I have a series of vectors representing a signal over time. I'd like to classify parts of the signal into two categories: 1 or 0. The reason for using LSTM is that I believe the network will need knowledge of the entire signal to classify.

My problem is developing the PyTorch model. Below is the class I've come up with.

class LSTMClassifier(nn.Module):

   def __init__(self, input_dim, hidden_dim, label_size, batch_size):
       self.lstm = nn.LSTM(input_dim, hidden_dim)
       self.hidden2label = nn.Linear(hidden_dim, label_size)
       self.hidden = self.init_hidden()

   def init_hidden(self):
       return (torch.zeros(1, self.batch_size, self.hidden_dim), 
               torch.zeros(1, self.batch_size, self.hidden_dim))

   def forward(self, x):
       lstm_out, self.hidden = self.lstm(x, self.hidden)
       y  = self.hidden2label(lstm_out[-1])
       log_probs = F.log_softmax(y)
       return log_probs

However this model is giving a bunch of shape errors, and I'm having trouble understanding everything going on. I looked at this SO question first.


Solution

  • You should follow PyTorch documentation, especially inputs and outputs part, always.

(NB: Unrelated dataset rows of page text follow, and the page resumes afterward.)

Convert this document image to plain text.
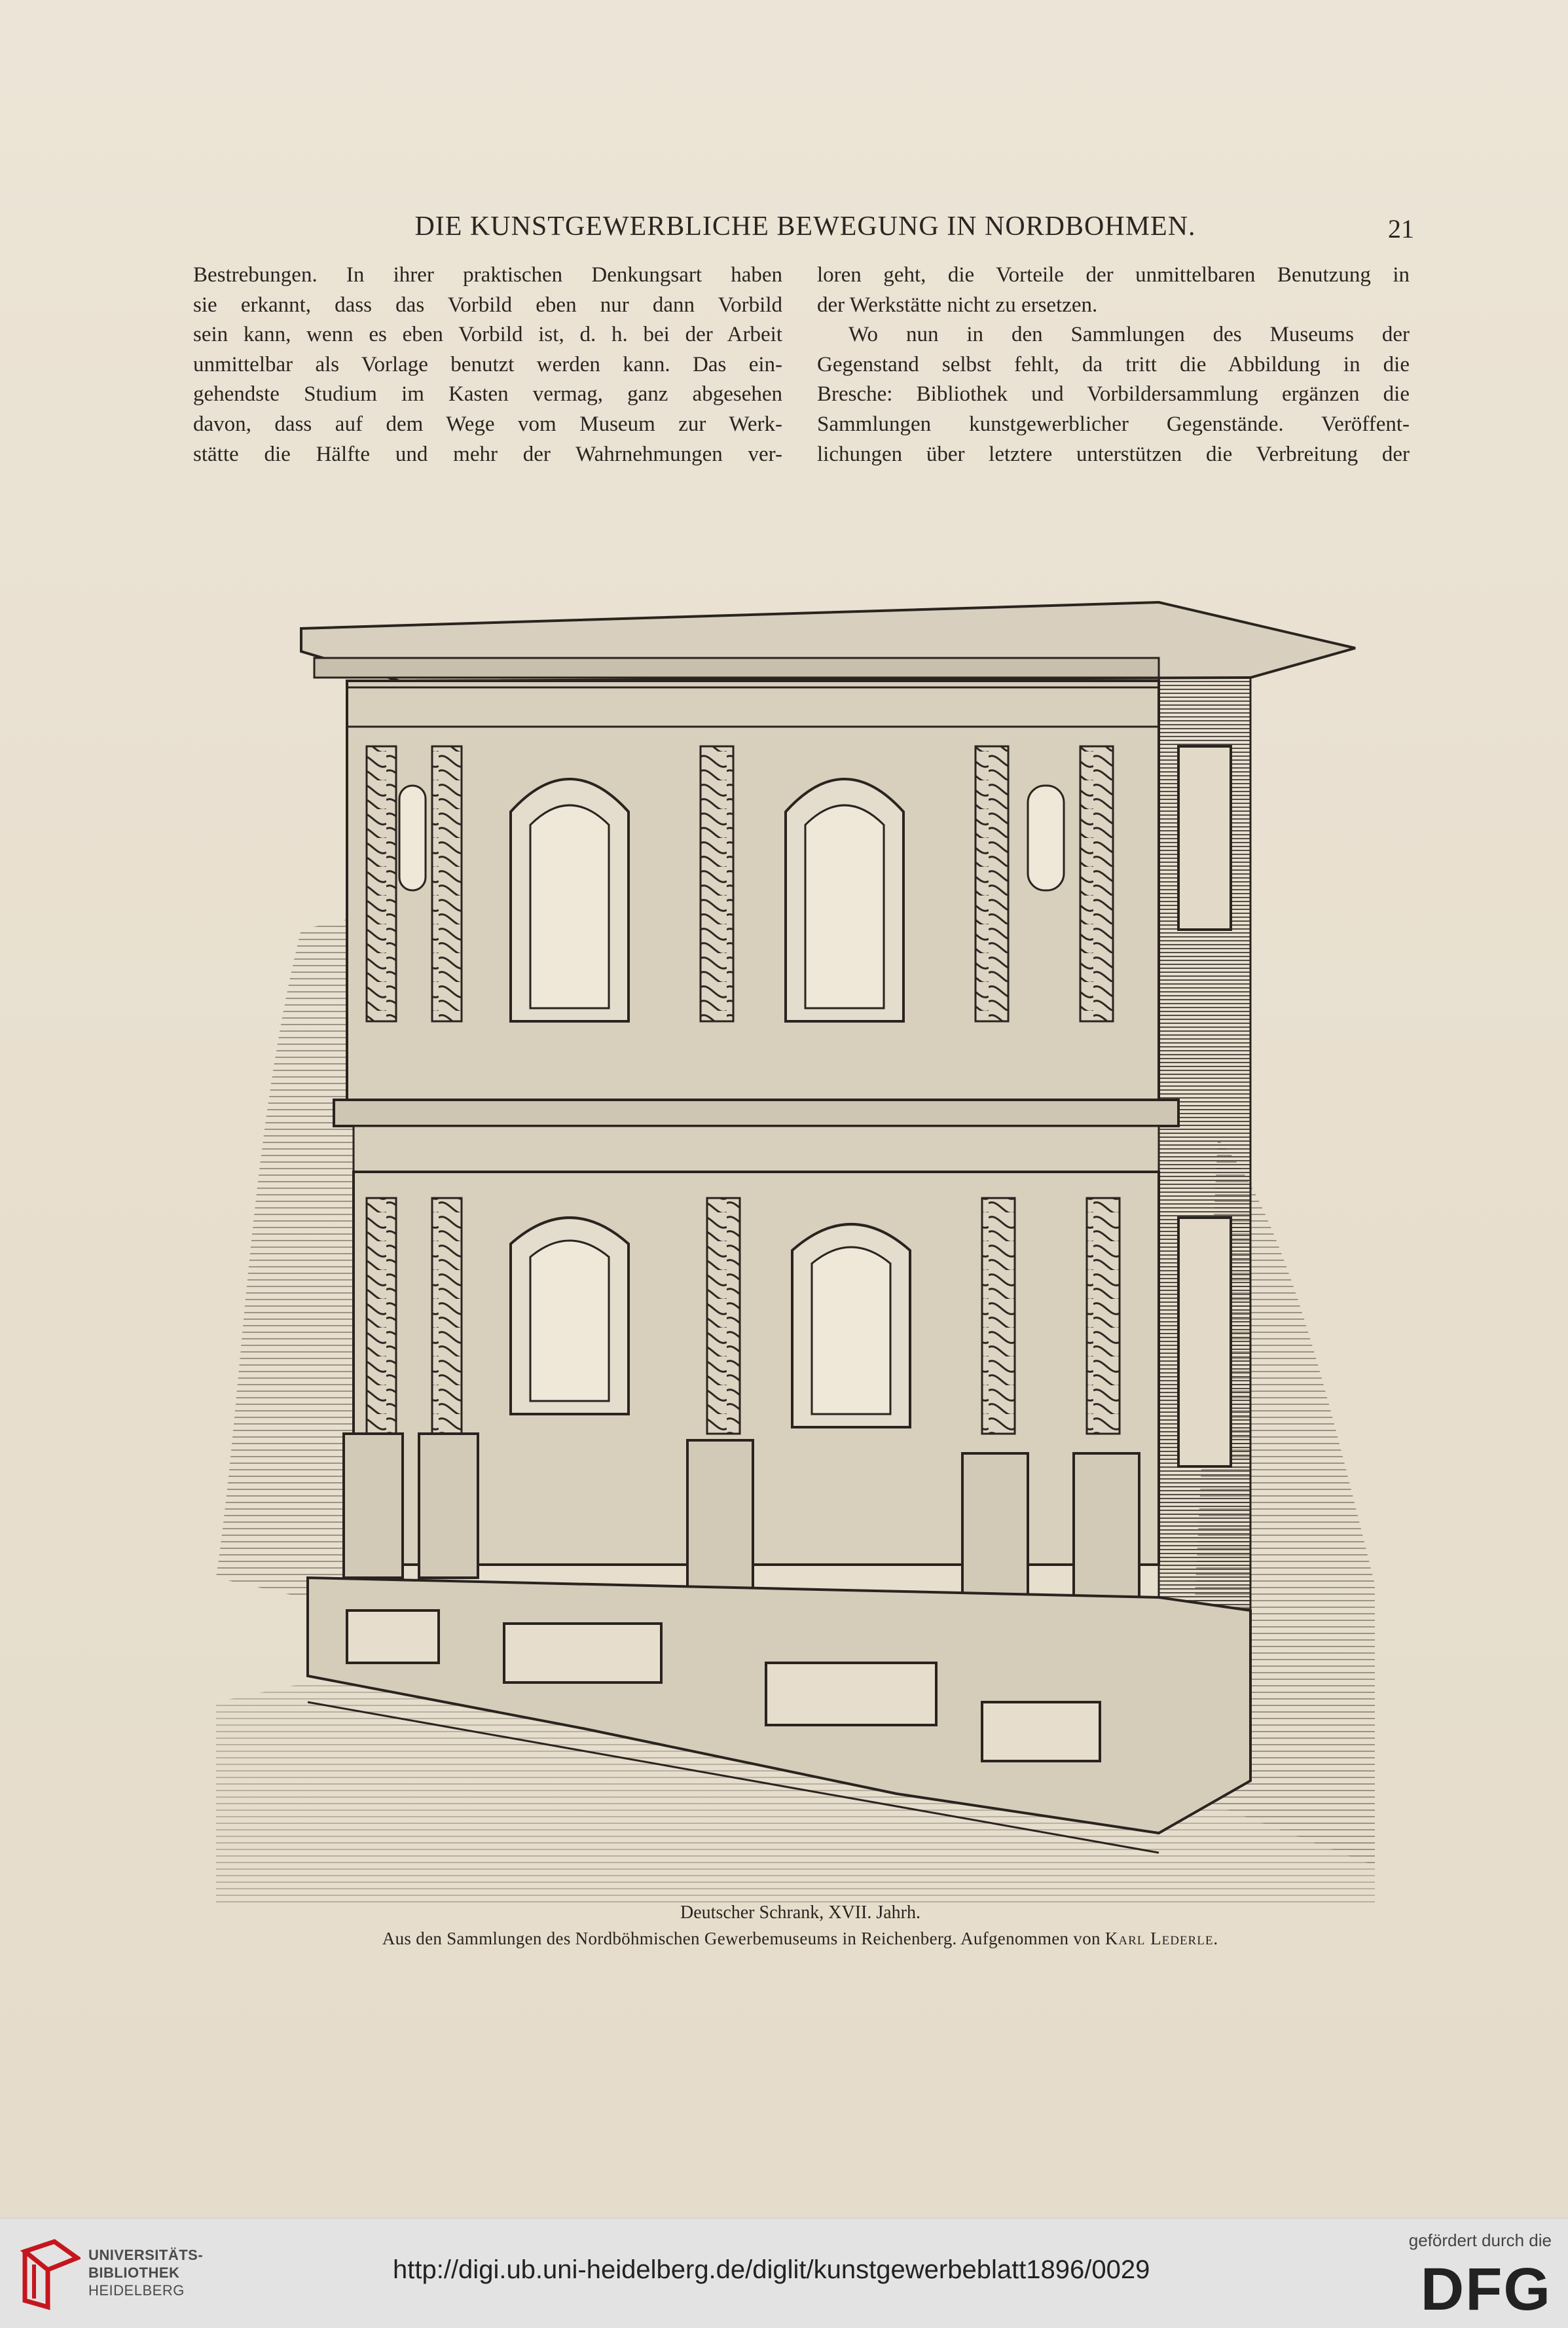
DIE KUNSTGEWERBLICHE BEWEGUNG IN NORDBOHMEN.	21
Bestrebungen. In ihrer praktischen Denkungsart haben
sie erkannt, dass das Vorbild eben nur dann Vorbild
sein kann, wenn es eben Vorbild ist, d. h. bei der Arbeit
unmittelbar als Vorlage benutzt werden kann. Das ein-
gehendste Studium im Kasten vermag, ganz abgesehen
davon, dass auf dem Wege vom Museum zur Werk-
stätte die Hälfte und mehr der Wahrnehmungen ver-
loren geht, die Vorteile der unmittelbaren Benutzung in
der Werkstätte nicht zu ersetzen.
Wo nun in den Sammlungen des Museums der
Gegenstand selbst fehlt, da tritt die Abbildung in die
Bresche: Bibliothek und Vorbildersammlung ergänzen die
Sammlungen kunstgewerblicher Gegenstände. Veröffent-
lichungen über letztere unterstützen die Verbreitung der
Deutscher Schrank, XVII. Jahrh.
Aus den Sammlungen des Nordböhmischen Gewerbemuseums in Reichenberg. Aufgenommen von Karl Lederle.
UNIVERSITÄTS-
BIBLIOTHEK
HEIDELBERG
http://digi.ub.uni-heidelberg.de/diglit/kunstgewerbeblatt1896/0029
gefördert durch die
DFG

    This is how the classifier should look like:

    import torch
    import torch.nn as nn
    
    
    class LSTMClassifier(nn.Module):
        def __init__(self, input_dim, hidden_dim, label_size):
            super().__init__()
            self.lstm = nn.LSTM(input_dim, hidden_dim, batch_first=True)
            self.hidden2label = nn.Linear(hidden_dim, label_size)
    
        def forward(self, x):
            _, (h_n, _) = self.lstm(x)
            return self.hidden2label(h_n.reshape(x.shape[0], -1))
    
    
    clf = LSTMClassifier(100, 200, 1)
    inputs = torch.randn(64, 10, 100)
    clf(inputs)
    

    Points to consider:

    • always use super().__init__() as it registers modules in your neural networks, allows for hooks etc.
    • Use batch_first=True so you can pass inputs of shape (batch, timesteps, n_features)
    • No need to init_hidden with zeros, it is the default value if left uninitialized
    • No need to pass self.hidden each time to LSTM. Moreover, you should not do that. It means that elements from each batch of data are somehow next steps, while batch elements should be disjoint and you probably do not need that.
    • _, (h_n, _) returns last hidden cell from last timestep, exactly of shape: (num_layers * num_directions, batch, hidden_size). In our case num_layers and num_directions is 1 so we get (1, batch, hidden_size) tensor as output
    • Reshape to (batch, hidden_size) so it can be passed through linear layer
    • Return logits without activation. Only one if it is a binary case. Use torch.nn.BCEWithLogitsLoss as loss for binary case and torch.nn.CrossEntropyLoss for multiclass case. Also sigmoid is proper activation for binary case, while softmax or log_softmax is appropriate for multiclass.
    • For binary only one output is needed. Any value below 0 (if returning unnormalized probabilities as in this case) is considered negative, anything above positive.